As you probably already know, my Twilight parody wrapped up on Wednesday with the final edition: The Final Fish Stick. I've talked a little bit about writing a New Moon parody, and of course I might still do that, but in the meantime, I've had An Idea of Brilliance. Or at least An Idea of Amusing Myself-ness. And I'm going to run with it and see how it goes.
See, I'm going to parody a parody.
Most of you remember The Very Secret Diaries, right? (They're rated R, just in case you've been living in a paper bag for the last couple of years and haven't heard of them yet.) Well, I'm going to do a Twilight series version.
That's right. I'd like to officially announce The Semi-Secret and Not Very Original Twilight Series Diaries! (Cue trumpeters and dancing girls dressed up like Boba Fett.) And of course, I'm going to start with everyone's favorite sparkler, Edward Cullen. Let me know if you like this, and if so, I'll continue. Maybe we'll even get to some New Moon parody action.
Day 1: Am dying. At least, suspect am dying. Keep hallucinating about really pale dude who looks kind of like Beaker from the Muppets. Don't know what Muppet is, but wish it would stop biting me.
Day 4: Not dead! Am undead bloodsucker that sparkles! Woot!
Day 5: Transfixed by own sparkle. Sparkle sparkle sparkle.
Day 247,122: Sparkle sparkle sparkle.
Day 247,123: Sparkles so yesterday. Am determined to do something useful, like turn into giant sexy bat.

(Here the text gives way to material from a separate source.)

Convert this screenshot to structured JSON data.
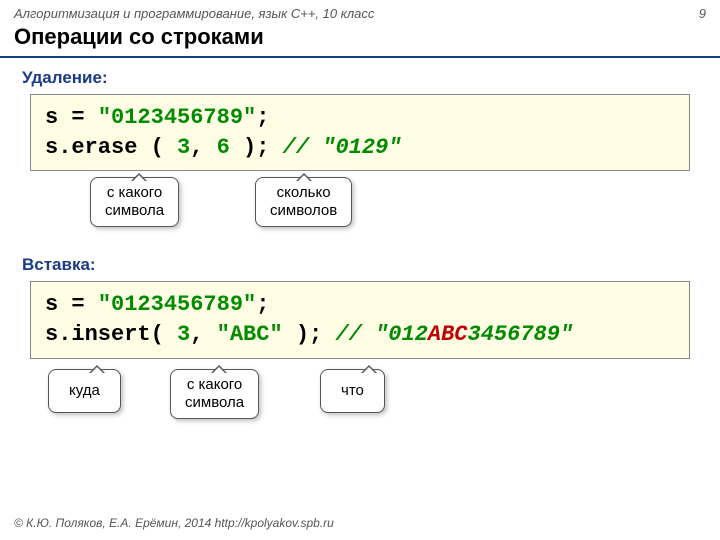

Planning to change name to Batman.
Day 247,124: Apparently, Alice can see into future, and 'Batman' already taken. New plan: turn into giant sexy walrus. Figure tusks will be good for sucking blood. Have confirmed that 'Walrusman' is not taken.
Day 247,125: Cannot turn into anything. V. disappointing as walrus idea was smokin. Can only sparkle. Begin to think was gypped on this whole undead thing.
Day 247,128: Can jump really high, though! Yay! Jumpie jumpie jumpie jump!
Day 247,148: After 20 days, jumping becomes really boring. Think I'll go to high school. Could become pole vaulter. Sparkly pole vaulter. If only could develop tusks, world would be perfect.
Day 247,780: New girl at school smells like pot roast. Took tremendous restraint not to smother her in gravy.
Day 247,781: Couldn't resist urge to break into Pot Roast's bedroom with jar of gravy. Cannot believe how romantic I am all of a sudden.
Day 247,900: Nocturnal visits to Pot Roast have become ritual. Beaker attempted to discuss my 'stalkerish tendencies.' Sounded like "Meh meh meh meh mehmehmehmeh" to me.
Day 248,056: Suspect Bella (formerly known as Pot Roast) is soul mate. She loves tusks and sparkles too! Sparkle sparkle sparkle!
Day 248,131: Bella unable to get enough of my studly, sparklicious self. Had to fight her off with spork the other night. Good thing tusks were a no go. Would probably make her spontaneously combust, and have accidentally misplaced gravy.
Day 248,154: Bella constantly in trouble. Considering replacing her with actual pot roast. Could put wig on it, would essentially be the same thing except less accident prone.
Day 248,167: Bella abducted by vampire with serious case of sparkle envy. Suppose should go rescue her, but too busy grooming sideburns. Am determined if cannot have tusks, will attempt to duplicate effect with muttonchops. Unfortunately, died before completed puberty, so this might take time. Luckily, have plenty of time.
Day 248,155: Tried making out with bewigged pot roast. Not bad kisser, but slime on face interfered with sparkles and screwed up sideburns. Guess should probably go rescue whatsername.
Day 248,156: Have learned that dusting hair with shards of broken glass really intensifies sparkle effect. Vowed never to shower again. Oh yeah. Also saved the pot roast. I mean Bella. Have to quit confusing them somehow. Am thinking about using sticky notes as a reminder.